ASEAN Regional Integration Upport - Indonesia Trade Support Facility atau disingkat ARISE+ Indonesia merupakan program hibah empat tahun bernilai 15 juta euro atau sekitar 232 miliar rupiah. Program ini bertujuan meningkatkan daya saing ekspor serta integrasi Indonesia dalam persaingan global.
ARISE+ Indonesia secara spesifik menyasar pada peningkatan infrastruktur mutu guna mendorong ekspor unggulan Indonesia seperti produk pertanian pangan dan perikanan serta mendukung pemberdayaan perempuan dan meningkatkan keterlibatan eksportir skala kecil dan menengah.
"Kerja sama ekonomi yang telah berlangsung lama dengan Indonesia berfokus pada peningkatan iklim usaha, pembangunan ekonomi yang inklusif, serta investasi berkelanjutan," kata Vincent Piket, Kepala Delegasi Uni Eropa untuk Indonesia. "ARISE+ Indonesia akan mendukung integrasi perdagangan dan investasi Indonesia di ASEAN, dengan Uni Eropa dan WTO."
Diwakili oleh BAPPENAS, pemerintah menyambut baik program ARISE+ Indonesia. "ARISE+ Indonesia adalah bukti komitmen bersama untuk meningkatkan daya saing ekspor dan integrasi
ke dalam rantai nilai global, termasuk ASEAN," papar Deputi Menteri BAPPENAS Bidang Ekonomi, Bambang Prijambodo.

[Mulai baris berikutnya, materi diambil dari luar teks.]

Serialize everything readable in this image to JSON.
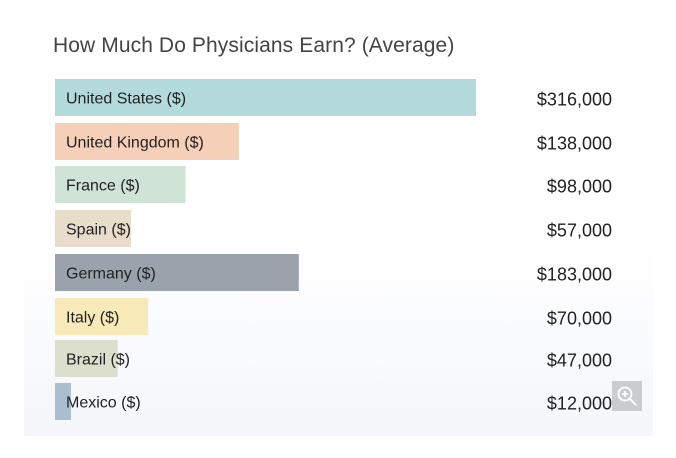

"Keberhasilan ekonomi Indonesia akan bergantung pada kapasitas kita untuk mereformasi struktur ekonomi dan diversifikasi sektor manufaktur akan memainkan peran penting dalam mendorong transformasi struktural ini," ujar Bambang Prijambodo lagi.
Uni Eropa adalah mitra dagang ketiga terbesar di Indonesia dan salah satu sumber investasi asing langsung terpenting. Pada 2018, perdagangan bilateral mencapai 26,3 miliar euro dengan
surplus sebesar 6,9 miliar euro untuk Indonesia.